To say that I had felt a little underwhelmed at iOS 6's unveiling a little over a year ago would be an understatement. There had been rumors of a visual refresh, of changing the standard interface chrome from a steel blue to a grayish silver, and I was looking forward for some fresh paint on the pixels. But that didn't happen. The biggest interface change was tinting the status bar to somewhat match the chrome of the app running. And it looked pretty awful.
For the first time, iOS had felt stale to me.
This year, the rumors weren't of subtle changes. They were of big changes. Pave the land and start anew kind of changes.
With iOS 7, Apple did just that.
When you install iOS 7 on your device you'll quickly realize that there was not a single pixel of iOS itself that was left untouched. Everything and the kitchen sink went out the door, and every design started on a blank canvas. iOS 7 is unabashedly different.
More on the design in a moment. There is a lot that did not change. iOS 7 still operates much in the same way as before. If you knew your way around iOS 6, you'll find your way in iOS 7 as very little interaction changed. And what did change is, in my opinion, for the better.
Examples? It used to be that you had to get to your first home screen and then swipe from left to right to do a Spotlight search. Now, from any home screen, just scroll down on the icon area a little and the search field appears. In Safari (and many others apps) you can swipe from the left or right edge of your device to go back or forward a page in the browser, or a level of hierarchy in an app. iOS 7 just feels a bit more elegant in function.
Where iOS 7 really shines in the simplification of its design. Apple has spent a great deal of effort on pushing two things in iOS 7's design: typography and color. Most things that were handled by and icon before are now a simple and straightforward text label. The icons that remain have been redesigned, thinned out, and simplified, yet overall familiar. Color is used everywhere. Icons and labels in Safari are blue, Calendar is red, Notes is yellow, Music is pink, and it goes on.
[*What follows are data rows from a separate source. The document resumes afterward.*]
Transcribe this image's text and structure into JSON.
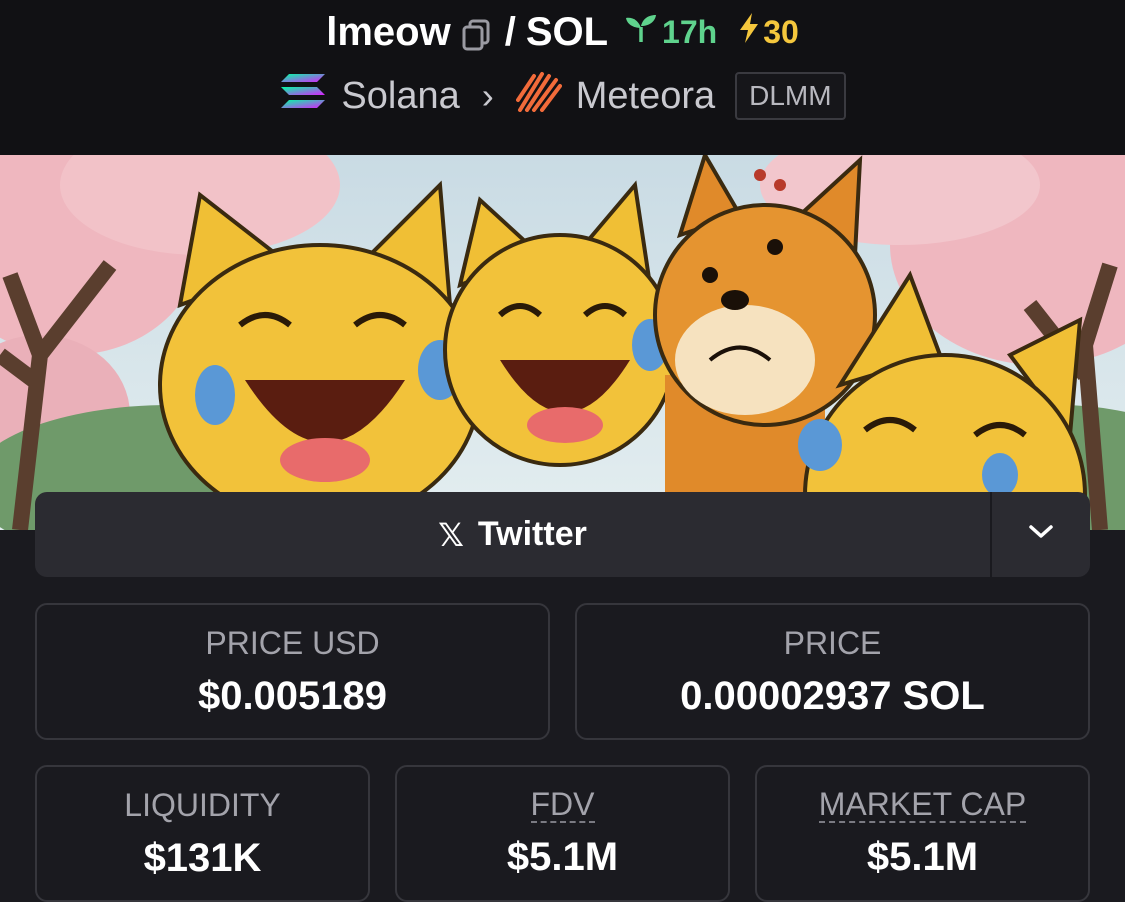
{
  "header": {
    "token": "lmeow",
    "separator": "/",
    "quote": "SOL",
    "age": "17h",
    "boosts": "30",
    "chain": "Solana",
    "dex": "Meteora",
    "pool_type": "DLMM",
    "icons": {
      "copy": "copy-icon",
      "age": "seedling-icon",
      "boost": "lightning-icon",
      "chain": "solana-logo",
      "dex": "meteora-logo"
    },
    "colors": {
      "age": "#5fd38d",
      "boost": "#f5c73d"
    }
  },
  "banner": {
    "image": "cartoon cats and shiba dog banner"
  },
  "social": {
    "twitter_label": "Twitter",
    "x_glyph": "𝕏",
    "dropdown_icon": "chevron-down-icon"
  },
  "stats": {
    "price_usd": {
      "label": "PRICE USD",
      "value": "$0.005189"
    },
    "price": {
      "label": "PRICE",
      "value": "0.00002937 SOL"
    },
    "liquidity": {
      "label": "LIQUIDITY",
      "value": "$131K"
    },
    "fdv": {
      "label": "FDV",
      "value": "$5.1M"
    },
    "market_cap": {
      "label": "MARKET CAP",
      "value": "$5.1M"
    }
  }
}
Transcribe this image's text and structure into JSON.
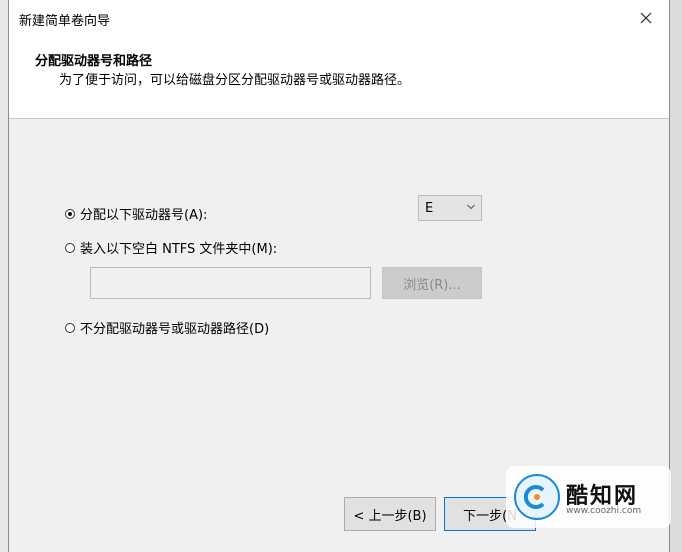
{
  "window": {
    "title": "新建简单卷向导"
  },
  "header": {
    "title": "分配驱动器号和路径",
    "subtitle": "为了便于访问，可以给磁盘分区分配驱动器号或驱动器路径。"
  },
  "options": {
    "assign_letter": {
      "label": "分配以下驱动器号(A):",
      "checked": true
    },
    "mount_folder": {
      "label": "装入以下空白 NTFS 文件夹中(M):",
      "checked": false
    },
    "no_assign": {
      "label": "不分配驱动器号或驱动器路径(D)",
      "checked": false
    }
  },
  "drive_letter": {
    "value": "E"
  },
  "folder_path": {
    "value": ""
  },
  "browse": {
    "label": "浏览(R)..."
  },
  "nav": {
    "back_label": "< 上一步(B)",
    "next_label": "下一步(N"
  },
  "watermark": {
    "name": "酷知网",
    "url": "www.coozhi.com"
  }
}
Design is not the only change in iOS 7, but it certainly is the most apparent. Other features and refinements have been made as well. The lock screen lends itself to being far less cluttered and showing more of the wallpaper image. Also, from the lock screen, you can now pull down the Notification Center, which has been given a new view called Today. The new Today view is really handy. It tells you plainly what is coming up next on your schedule and the weather. It shows a small portion of your calendar for the next few hours, and even tells you want is on your plate for the next day. In the case of an iPhone, it will tell you how long it would take you to drive to your next appointment, if you entered the address in Calendar. And when you are out and about, it will tell you how long it would take to drive home.
While Notification Center is at the top of the screen, the new Control Center is at the bottom. Slide up from the bottom of the screen to show quick toggles for Airplane Mode, Wi-Fi, Bluetooth, Do Not Disturb and Orientation Lock. You can adjust the brightness, audio that is playing, AirDrop and AirPlay, and then buttons to turn the LED flash on as a flashlight, and quid access to the Timer, Calculator, and Camera.
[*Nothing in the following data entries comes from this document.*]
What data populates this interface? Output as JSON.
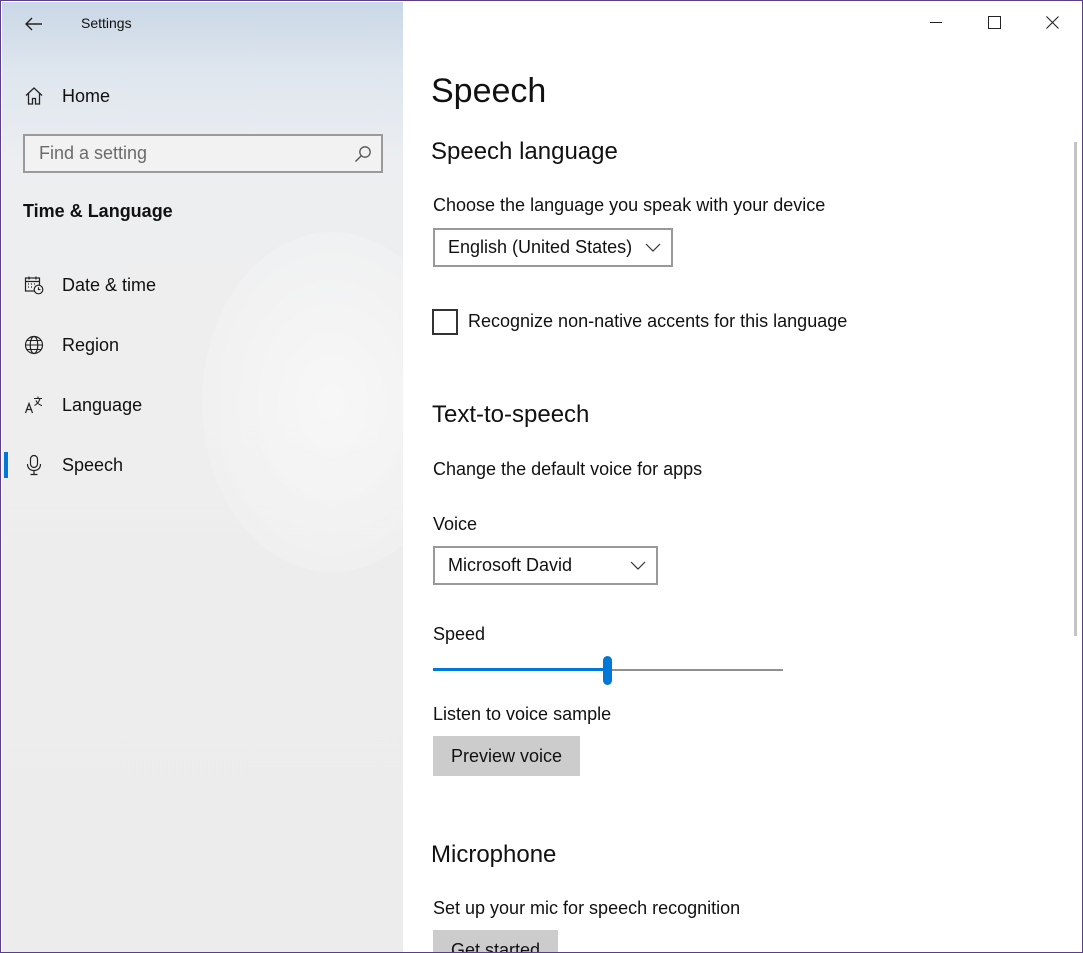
{
  "window": {
    "app_title": "Settings",
    "caption_buttons": [
      "minimize-icon",
      "maximize-icon",
      "close-icon"
    ]
  },
  "sidebar": {
    "home_label": "Home",
    "search": {
      "placeholder": "Find a setting"
    },
    "section_title": "Time & Language",
    "items": [
      {
        "label": "Date & time",
        "icon": "calendar-clock-icon",
        "selected": false
      },
      {
        "label": "Region",
        "icon": "globe-icon",
        "selected": false
      },
      {
        "label": "Language",
        "icon": "language-icon",
        "selected": false
      },
      {
        "label": "Speech",
        "icon": "microphone-icon",
        "selected": true
      }
    ],
    "accent_color": "#0078d7"
  },
  "main": {
    "page_title": "Speech",
    "speech_language": {
      "heading": "Speech language",
      "prompt": "Choose the language you speak with your device",
      "selected_language": "English (United States)",
      "accents_checkbox_label": "Recognize non-native accents for this language",
      "accents_checked": false
    },
    "text_to_speech": {
      "heading": "Text-to-speech",
      "description": "Change the default voice for apps",
      "voice_label": "Voice",
      "voice_value": "Microsoft David",
      "speed_label": "Speed",
      "speed_fraction": 0.5,
      "sample_label": "Listen to voice sample",
      "preview_button": "Preview voice"
    },
    "microphone": {
      "heading": "Microphone",
      "description": "Set up your mic for speech recognition",
      "get_started_button": "Get started"
    }
  }
}
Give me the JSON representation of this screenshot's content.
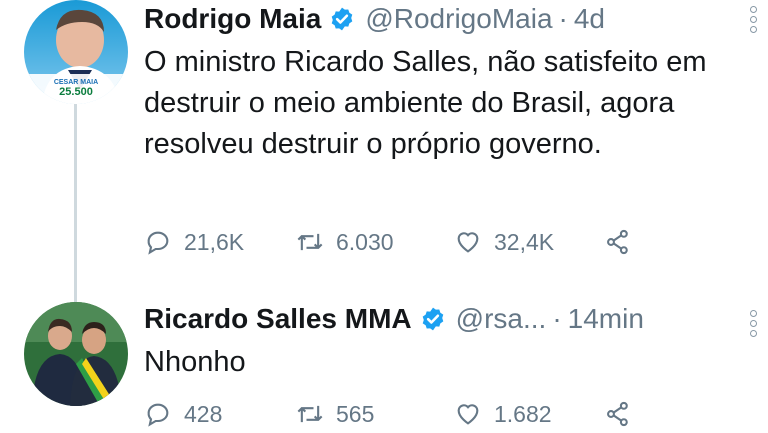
{
  "tweets": [
    {
      "author_name": "Rodrigo Maia",
      "handle": "@RodrigoMaia",
      "separator": "·",
      "time": "4d",
      "text": "O ministro Ricardo Salles, não satisfeito em destruir o meio ambiente do Brasil, agora resolveu destruir o próprio governo.",
      "avatar_caption": "CESAR MAIA 25.500",
      "replies": "21,6K",
      "retweets": "6.030",
      "likes": "32,4K"
    },
    {
      "author_name": "Ricardo Salles MMA",
      "handle": "@rsa...",
      "separator": "·",
      "time": "14min",
      "text": "Nhonho",
      "replies": "428",
      "retweets": "565",
      "likes": "1.682"
    }
  ],
  "colors": {
    "verified": "#1da1f2",
    "secondary_text": "#657786",
    "thread_line": "#cfd9de"
  }
}
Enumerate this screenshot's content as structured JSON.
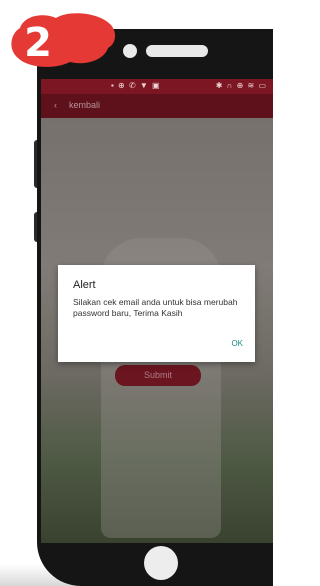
{
  "badge": {
    "step_number": "2",
    "color": "#e53935"
  },
  "status_bar": {
    "left_icons": "▪ ⊕ ✆ ▼ ▣",
    "right_icons": "✱ ∩ ⊕ ≋ ▭"
  },
  "app_bar": {
    "back_icon": "arrow-left-icon",
    "back_label": "kembali"
  },
  "form": {
    "submit_label": "Submit"
  },
  "dialog": {
    "title": "Alert",
    "message": "Silakan cek email anda untuk bisa merubah password baru, Terima Kasih",
    "ok_label": "OK"
  },
  "colors": {
    "status_bar": "#7c1622",
    "app_bar": "#5e111b",
    "accent_ok": "#198a86",
    "phone_frame": "#151515"
  }
}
Control Center has become one of my favorite things about iOS 7. And like Notification Center, Control Center can be accessed from the home screen or from within any app.
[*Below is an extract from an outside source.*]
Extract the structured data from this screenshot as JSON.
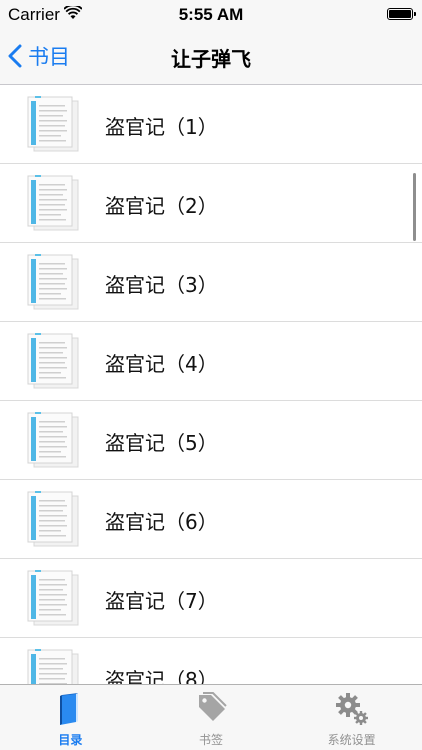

One of my other favorite things of iOS 7 is the new parallax effect on the lock and home screens. Tilt your device around, and you will notice the icons and wallpaper subtly shift in opposition to each other, giving an effect that is not quite 3D, but decidedly not 2D. It's one of those little attentions to detail that makes iOS 7 feel so great.
Siri debuted with iOS 5 on the iPhone 4S as a beta feature, and remained that way ever since. With iOS 7 Siri loses the beta label, gets a much better voice (and a male voice), and seems overall more responsive and functional. Siri can even now turn certain components like Wi-Fi and Bluetooth on and off. I'm really enjoying the new Siri, and though I still feel it is a little behind Google Now, I think Siri is far less frustrating than in the past.
The last thing I really want to touch on is iTunes Radio. If you've ever used Pandora, you'll quickly understand iTunes Radio. I've been using the heck out of this, and it's really well done. It's impeccably good at finding music that fits with your tastes, and just keeps getting better the more you use it. This is one of those features that is easy to get lost in the shuffle of the new design, but it is truly one of the best features of iOS 7 if you love music.
iOS 7 takes a lot of risks with visual design, and in some areas it is spot on terrific, and other areas it has gone a little too far. I love the overall change, but I also realize that it is far from perfect. iOS 7 is an enormous undertaking, but what it is doing best is laying a brand new foundation to build upon for the future of iOS. As much as I adore iOS 7, I can't wait to see what happens in iOS 8, because it's a whole new ballgame. And even more than looking forward to iOS 8, I can't wait to see what developers do with their apps now that there is a blank canvas to work from.
Apple has made guides for iOS 7 available on iBooks, one for iPad, one for iPod touch, and (presumably) one for iPhone (I'll add the link when it is available).